You've probably heard of the FIRE — financial independence, retire early — movement, the trend that's taken hold among individuals who are mostly in their 20s and 30s.
But you probably haven't heard of the "super savers," Americans age 45 and older who are putting away at least 20 percent of their income — or $1 out of every $5.
A new online survey from TD Ameritrade of 1,503 individuals in September and October found that 20 percent count as savings over achievers.
"Most are choosing this path because they're looking at the freedom and flexibility it offers," said Dara Luber, senior manager of retirement at TD Ameritrade. "They are looking for financial security and peace of mind, and they're thinking that their retirement will be like a second childhood."
The survey found that 57 percent of super savers plan to retire earlier than their parents did, versus 46 percent of non-savers.
In order to achieve those goals, they are avoiding high-interest debt and sticking to a budget.

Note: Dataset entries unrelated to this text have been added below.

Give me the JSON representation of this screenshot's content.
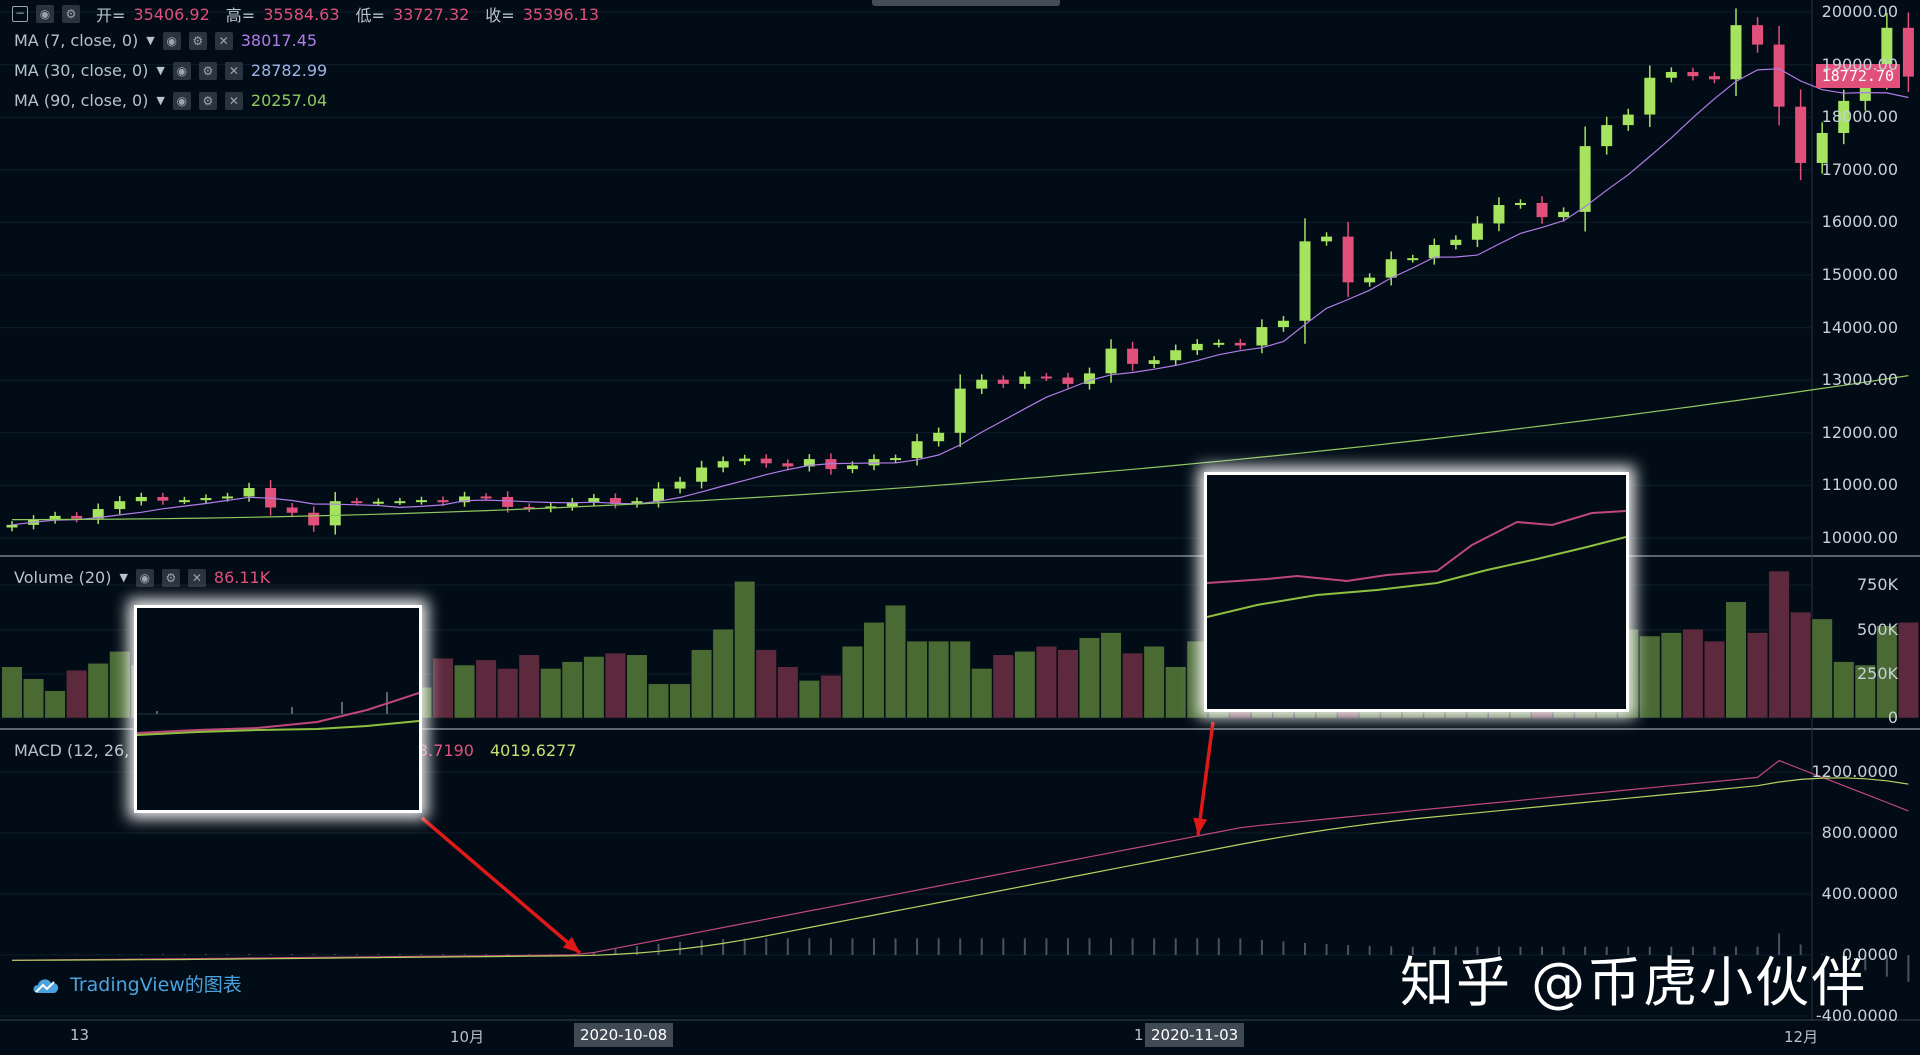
{
  "header": {
    "collapse_icon": "collapse-square-icon",
    "ohlc": [
      {
        "k": "开=",
        "v": "35406.92"
      },
      {
        "k": "高=",
        "v": "35584.63"
      },
      {
        "k": "低=",
        "v": "33727.32"
      },
      {
        "k": "收=",
        "v": "35396.13"
      }
    ]
  },
  "indicators": {
    "ma7": {
      "label": "MA (7, close, 0)",
      "value": "38017.45",
      "color": "#b07ce8"
    },
    "ma30": {
      "label": "MA (30, close, 0)",
      "value": "28782.99",
      "color": "#9fb4e6"
    },
    "ma90": {
      "label": "MA (90, close, 0)",
      "value": "20257.04",
      "color": "#8fc860"
    },
    "volume": {
      "label": "Volume (20)",
      "value": "86.11K",
      "color": "#e0507a"
    },
    "macd": {
      "label": "MACD (12, 26,",
      "value1": "3.7190",
      "value2": "4019.6277",
      "color1": "#e0507a",
      "color2": "#c8e070"
    }
  },
  "price_tag": "18772.70",
  "price_axis": [
    "20000.00",
    "19000.00",
    "18000.00",
    "17000.00",
    "16000.00",
    "15000.00",
    "14000.00",
    "13000.00",
    "12000.00",
    "11000.00",
    "10000.00"
  ],
  "volume_axis": [
    "750K",
    "500K",
    "250K",
    "0"
  ],
  "macd_axis": [
    "1200.0000",
    "800.0000",
    "400.0000",
    "0.0000",
    "-400.0000"
  ],
  "x_axis": {
    "l13": "13",
    "oct": "10月",
    "nov_partial": "11",
    "dec": "12月"
  },
  "date_tags": {
    "d1": "2020-10-08",
    "d2": "2020-11-03"
  },
  "branding": {
    "tradingview": "TradingView的图表",
    "watermark": "知乎 @币虎小伙伴"
  },
  "colors": {
    "up": "#a6e35e",
    "down": "#e0507a",
    "background": "#020c16",
    "arrow": "#e01818"
  }
}
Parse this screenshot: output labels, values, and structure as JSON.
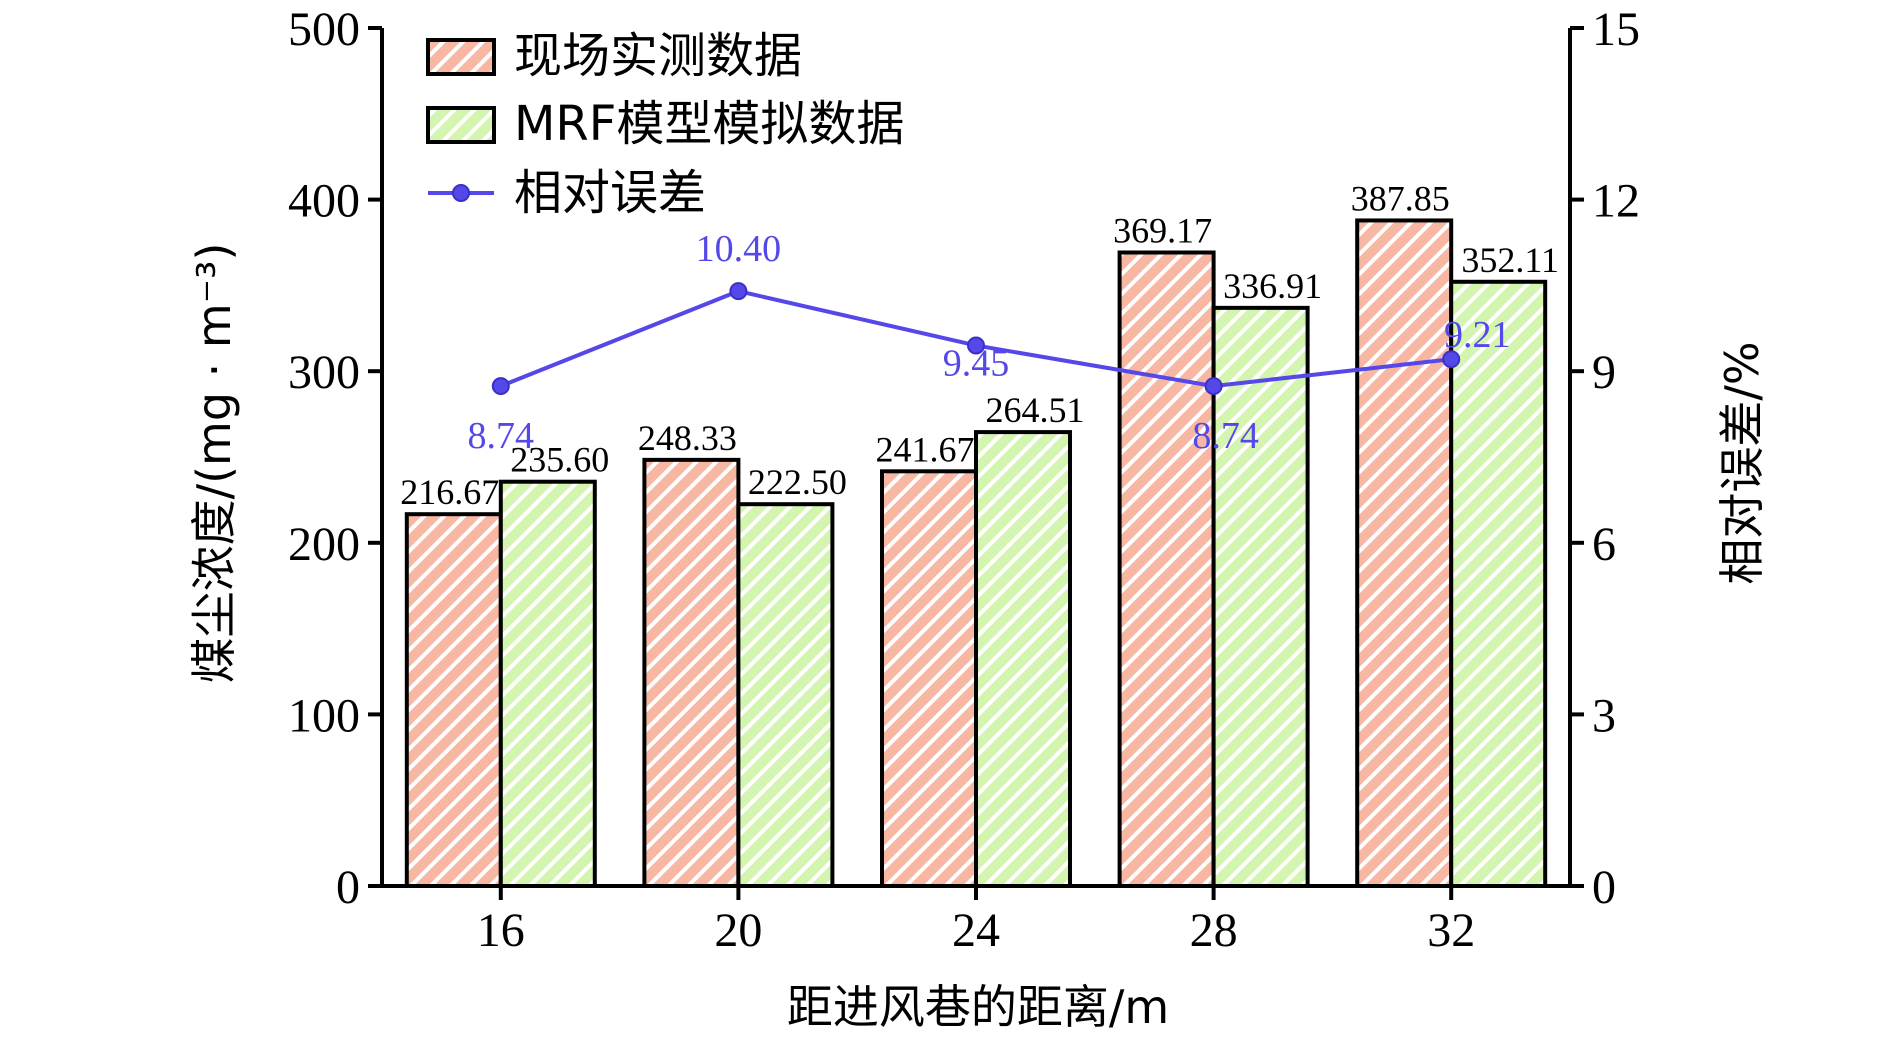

And there are a few things they are doing differently.
Super savers are making investments a priority even over their housing and daily costs.
These over achievers are putting away 29 percent of their income compared to others, who are investing just 6 percent of their money, on average.
"They're not downsizing their lifestyle. They're not looking to move to cheaper states, necessarily," Luber said. "They're just spending smarter and saving smarter."
More than half of super savers — 54 percent — started investing by age 30. Almost a third of them — 30 percent — started by age 25.
In comparison, 39 percent of non-super savers started by age 30, and just 20 percent of them by 25.
"Saving becomes ingrained in everything they do, and it's a priority for them," Luber said.
While super savers are active investors, they also prioritize low- and no-fee investments.
These individuals are more likely to own low-cost exchange traded funds, at 47 percent, versus just 31 percent of non-savers.
Super savers are also more likely to invest in low- or no-fee brokerage accounts.
When it comes to retirement accounts — 401(k) plans, individual retirement accounts, annuities and health savings accounts — super savers are more likely to own them all.
The one account that most distinguishes them from other individuals is post-tax Roth IRAs. About 53 percent of savings overachievers have Roth IRA accounts, versus 29 percent of other savers.
"They're looking at their future and saying, 'If I pay taxes today, I could potentially have more tomorrow,'" Luber said.